The Swiss startup Deskbird offers such booking tools that are used in many companies and has analyzed data on the work behavior of Germans for the first time. Capital was able to exclusively view the results of this “Desk Sharing Index Germany” in advance. Deskbird evaluated bookings from more than 16,000 users in the eight largest German cities (Berlin, Hamburg, Munich, Cologne, Frankfurt am Main, Stuttgart, Düsseldorf and Leipzig). To ensure that individual large corporations do not dominate the picture, between five and twelve companies with 500 to 5,000 employees were evaluated in each city. In total, data from more than 850,000 desk bookings in 123 small, medium-sized and large companies were included. In the same period from the beginning of September 2023 to the end of February 2024, the data from 3,000 users in Zurich, Vienna and Paris were analyzed for comparison.

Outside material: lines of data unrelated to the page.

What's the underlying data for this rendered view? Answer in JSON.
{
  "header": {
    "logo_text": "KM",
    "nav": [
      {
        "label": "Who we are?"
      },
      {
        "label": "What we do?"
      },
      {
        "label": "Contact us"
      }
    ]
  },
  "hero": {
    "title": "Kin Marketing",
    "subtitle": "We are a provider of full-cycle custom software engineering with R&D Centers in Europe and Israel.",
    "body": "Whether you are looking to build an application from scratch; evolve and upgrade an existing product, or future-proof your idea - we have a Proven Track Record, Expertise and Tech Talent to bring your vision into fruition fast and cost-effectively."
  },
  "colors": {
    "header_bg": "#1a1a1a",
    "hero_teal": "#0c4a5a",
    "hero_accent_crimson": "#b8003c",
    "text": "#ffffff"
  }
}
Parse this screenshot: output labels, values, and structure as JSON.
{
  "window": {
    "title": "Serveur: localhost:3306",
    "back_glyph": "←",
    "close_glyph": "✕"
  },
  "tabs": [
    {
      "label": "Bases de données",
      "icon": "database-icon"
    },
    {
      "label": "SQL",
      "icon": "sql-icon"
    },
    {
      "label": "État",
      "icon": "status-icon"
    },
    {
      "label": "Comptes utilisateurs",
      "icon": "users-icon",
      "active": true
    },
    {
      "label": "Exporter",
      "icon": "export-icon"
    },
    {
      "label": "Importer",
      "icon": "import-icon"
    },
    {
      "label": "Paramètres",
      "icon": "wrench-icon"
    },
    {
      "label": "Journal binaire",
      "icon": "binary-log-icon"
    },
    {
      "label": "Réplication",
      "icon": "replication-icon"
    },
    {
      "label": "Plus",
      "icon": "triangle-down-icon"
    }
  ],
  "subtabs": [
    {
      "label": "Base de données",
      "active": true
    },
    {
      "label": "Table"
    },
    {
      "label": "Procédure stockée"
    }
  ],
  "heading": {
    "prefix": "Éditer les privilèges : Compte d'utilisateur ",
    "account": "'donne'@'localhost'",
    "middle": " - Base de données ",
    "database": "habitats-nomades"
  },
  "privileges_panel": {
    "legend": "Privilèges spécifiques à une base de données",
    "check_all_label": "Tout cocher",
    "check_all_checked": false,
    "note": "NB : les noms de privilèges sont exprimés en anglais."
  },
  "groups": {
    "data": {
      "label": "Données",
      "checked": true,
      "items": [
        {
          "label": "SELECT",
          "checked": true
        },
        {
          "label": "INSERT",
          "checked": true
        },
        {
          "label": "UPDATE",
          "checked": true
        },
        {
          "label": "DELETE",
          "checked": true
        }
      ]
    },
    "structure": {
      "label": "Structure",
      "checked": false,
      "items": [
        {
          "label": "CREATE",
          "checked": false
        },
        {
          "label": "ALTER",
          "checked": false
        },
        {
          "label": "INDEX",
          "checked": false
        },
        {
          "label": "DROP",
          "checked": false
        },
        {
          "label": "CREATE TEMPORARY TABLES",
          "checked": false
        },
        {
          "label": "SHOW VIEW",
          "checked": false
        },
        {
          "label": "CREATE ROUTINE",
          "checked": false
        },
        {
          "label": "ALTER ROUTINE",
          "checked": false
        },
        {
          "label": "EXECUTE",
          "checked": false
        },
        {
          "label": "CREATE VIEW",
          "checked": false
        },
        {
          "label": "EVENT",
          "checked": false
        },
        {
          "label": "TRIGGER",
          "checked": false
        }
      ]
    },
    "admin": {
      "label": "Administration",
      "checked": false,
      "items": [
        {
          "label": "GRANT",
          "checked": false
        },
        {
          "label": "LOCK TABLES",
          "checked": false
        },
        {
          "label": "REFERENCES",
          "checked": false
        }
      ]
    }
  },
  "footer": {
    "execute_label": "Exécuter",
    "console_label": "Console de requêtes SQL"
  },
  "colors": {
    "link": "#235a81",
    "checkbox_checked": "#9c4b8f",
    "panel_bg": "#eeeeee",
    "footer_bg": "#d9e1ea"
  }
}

Wednesdays in the office, Fridays in the home office

To get straight to the point: On Friday, many offices are actually significantly emptier than on other days. The average occupancy rate in all eight German cities is just under 46 percent. The most popular office day is Wednesday with a occupancy rate of 68 percent, followed by Tuesday (67 percent) and Thursday (66.5 percent).

The data shows local differences: According to this, people in Leipzig are in the office 71 percent of the time on average (especially on Thursdays and even Fridays), in Cologne 70 percent (especially on Tuesdays and Wednesdays) and in Stuttgart 66 percent (especially on Mondays). Percent. The banking city of Frankfurt only has an average of 48 percent office presence.

Overall, according to the “Desk Sharing Index Germany”, German employees come to the office two to three days a week. This was also the result of other studies such as the “Slack Intergenerational Collaboration Survey”.

The offices in Zurich are full

However, the Germans cannot keep up in international comparison. According to Deskbird, Parisians are always at least 70 percent present in the office from Monday to Thursday, and the situation is similar in Vienna. This is only topped in Zurich, where office attendance is particularly high on Tuesday at 99 percent and on Wednesday at 97 percent.

However, the location alone will not be the decisive criterion for the office presence. Factors such as working atmosphere and corporate culture are certainly also crucial. And the breakdown by company size can also be informative. Deskbird data shows that desk utilization in German offices decreases with company size. In small companies with fewer than 250 employees, workplaces are at 38 percent capacity. Large companies with 1,500 or more employees, on the other hand, only have a capacity utilization of 30 percent. “In smaller companies, things are often more family-like and silos are rarer, so employees particularly value local collaboration,” says Deskbird founder and CEO Ivan Cossu.